Joan Collins

Diary – 28 February 2004

What sort of exposure does the Olivier awards need?

I’ve always considered myself a working actress and like about 98 per cent of my fellow thespians spend a great deal of time ‘resting’ involuntarily. It therefore irks when great swaths of the media refer to actors disparagingly as ‘luvvies’ and represent us as parasites and people who love swanning around and dressing up. I’ve just started rehearsing Full Circle with the nicest, most hardworking and dedicated group of people you could find, and that is how I’ve found most actors to be. Because they love working in a vastly overcrowded profession, they often get paid far too little. For rehearsing six days a week, eight hours a day, and often spending extra hours going to fittings and learning lines, we are all receiving the Equity minimum of just over £300 a week, which is a lot compared with a pensioner’s £102 per week, but I believe is on the low average means of the nation and certainly a complete joke when compared with my accountant’s sum of £650 an hour!
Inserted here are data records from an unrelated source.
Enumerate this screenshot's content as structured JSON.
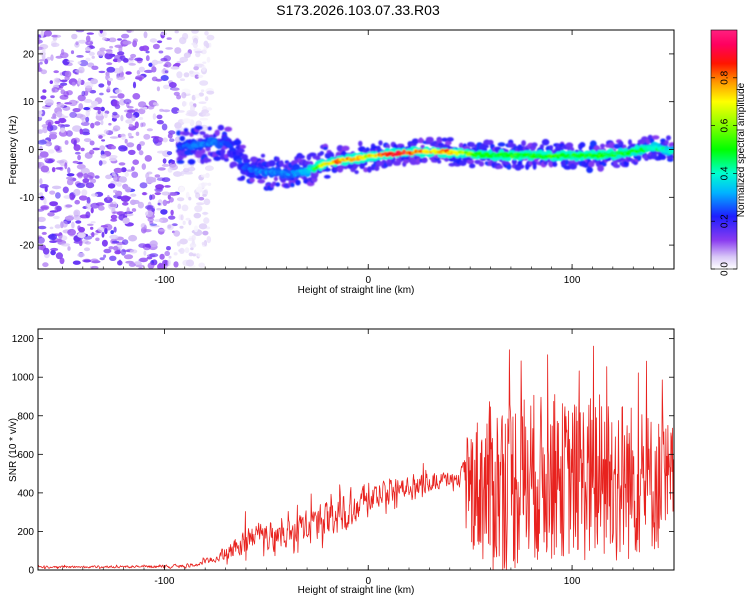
{
  "figure_title": "S173.2026.103.07.33.R03",
  "colors": {
    "snr_line": "#e8221e",
    "cloud": "#8a3cf0",
    "frame": "#000000"
  },
  "chart_data": [
    {
      "type": "heatmap",
      "title": "S173.2026.103.07.33.R03",
      "xlabel": "Height of straight line (km)",
      "ylabel": "Frequency (Hz)",
      "xlim": [
        -162,
        150
      ],
      "ylim": [
        -25,
        25
      ],
      "xticks": [
        -100,
        0,
        100
      ],
      "yticks": [
        -20,
        -10,
        0,
        10,
        20
      ],
      "colorbar": {
        "label": "Normalized spectral amplitude",
        "range": [
          0,
          1
        ],
        "ticks": [
          0.0,
          0.2,
          0.4,
          0.6,
          0.8
        ],
        "tick_labels": [
          "0.0",
          "0.2",
          "0.4",
          "0.6",
          "0.8"
        ],
        "colormap": "rainbow (violet-blue-cyan-green-yellow-red-magenta)"
      },
      "ridge": {
        "description": "Dominant frequency track vs height",
        "x": [
          -93,
          -85,
          -75,
          -68,
          -62,
          -55,
          -45,
          -38,
          -30,
          -22,
          -15,
          -8,
          0,
          10,
          20,
          30,
          40,
          50,
          60,
          70,
          80,
          90,
          100,
          110,
          120,
          130,
          140,
          150
        ],
        "frequency": [
          0.5,
          1.0,
          1.5,
          1.0,
          -3.5,
          -4.5,
          -5.0,
          -5.0,
          -4.5,
          -3.0,
          -2.5,
          -2.0,
          -1.5,
          -1.0,
          -0.5,
          -0.5,
          -0.5,
          -1.0,
          -1.2,
          -1.2,
          -1.3,
          -1.3,
          -1.3,
          -1.3,
          -1.0,
          -0.5,
          0.5,
          -0.5
        ],
        "amplitude": [
          0.25,
          0.3,
          0.3,
          0.25,
          0.25,
          0.3,
          0.3,
          0.3,
          0.35,
          0.7,
          0.8,
          0.8,
          0.7,
          0.95,
          0.9,
          0.75,
          0.8,
          0.6,
          0.5,
          0.55,
          0.5,
          0.55,
          0.5,
          0.55,
          0.5,
          0.5,
          0.45,
          0.4
        ]
      },
      "noise_region": {
        "x_range": [
          -162,
          -85
        ],
        "amplitude_range": [
          0.0,
          0.15
        ]
      }
    },
    {
      "type": "line",
      "xlabel": "Height of straight line (km)",
      "ylabel": "SNR (10 * v/v)",
      "xlim": [
        -162,
        150
      ],
      "ylim": [
        0,
        1250
      ],
      "xticks": [
        -100,
        0,
        100
      ],
      "yticks": [
        0,
        200,
        400,
        600,
        800,
        1000,
        1200
      ],
      "envelope": {
        "x": [
          -162,
          -100,
          -85,
          -75,
          -65,
          -60,
          -55,
          -50,
          -40,
          -30,
          -20,
          -10,
          0,
          10,
          20,
          30,
          40,
          45,
          50,
          60,
          70,
          80,
          90,
          100,
          110,
          120,
          130,
          140,
          150
        ],
        "baseline": [
          15,
          18,
          25,
          60,
          110,
          160,
          190,
          170,
          180,
          220,
          260,
          320,
          360,
          400,
          440,
          460,
          470,
          470,
          440,
          430,
          450,
          480,
          470,
          470,
          470,
          470,
          460,
          450,
          420
        ],
        "variation": [
          8,
          10,
          15,
          30,
          80,
          110,
          110,
          100,
          100,
          120,
          140,
          160,
          120,
          100,
          80,
          70,
          60,
          60,
          350,
          500,
          520,
          500,
          460,
          450,
          500,
          520,
          450,
          400,
          380
        ]
      }
    }
  ]
}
However, and according to the distinguished theatre director Stephen Daldry, when Jane Root, controller of BBC2 (earning, I’m sure, far beyond Equity scale) deems the Olivier awards — where the likes of Dame Judi Dench, Kevin Spacey, Maureen Lipman, Ross Kemp, Anita Dobson, Lee Evans, Richard Wilson and Joan Plowright were presenters and honorees — as being ‘not worthy of televising’, I really must ask, was it because no one was prepared to flash their boobs?

This year marks the 100th anniversary of the birth of Archibald Leach. Born in Bristol in 1904, Cary Grant became an incomparable movie star. I truly believe there is no modern screen actor today who comes close to him in terms of looks, humour and charisma. Certainly there have been more talented actors — Brando, De Niro, Hackman — but C.G.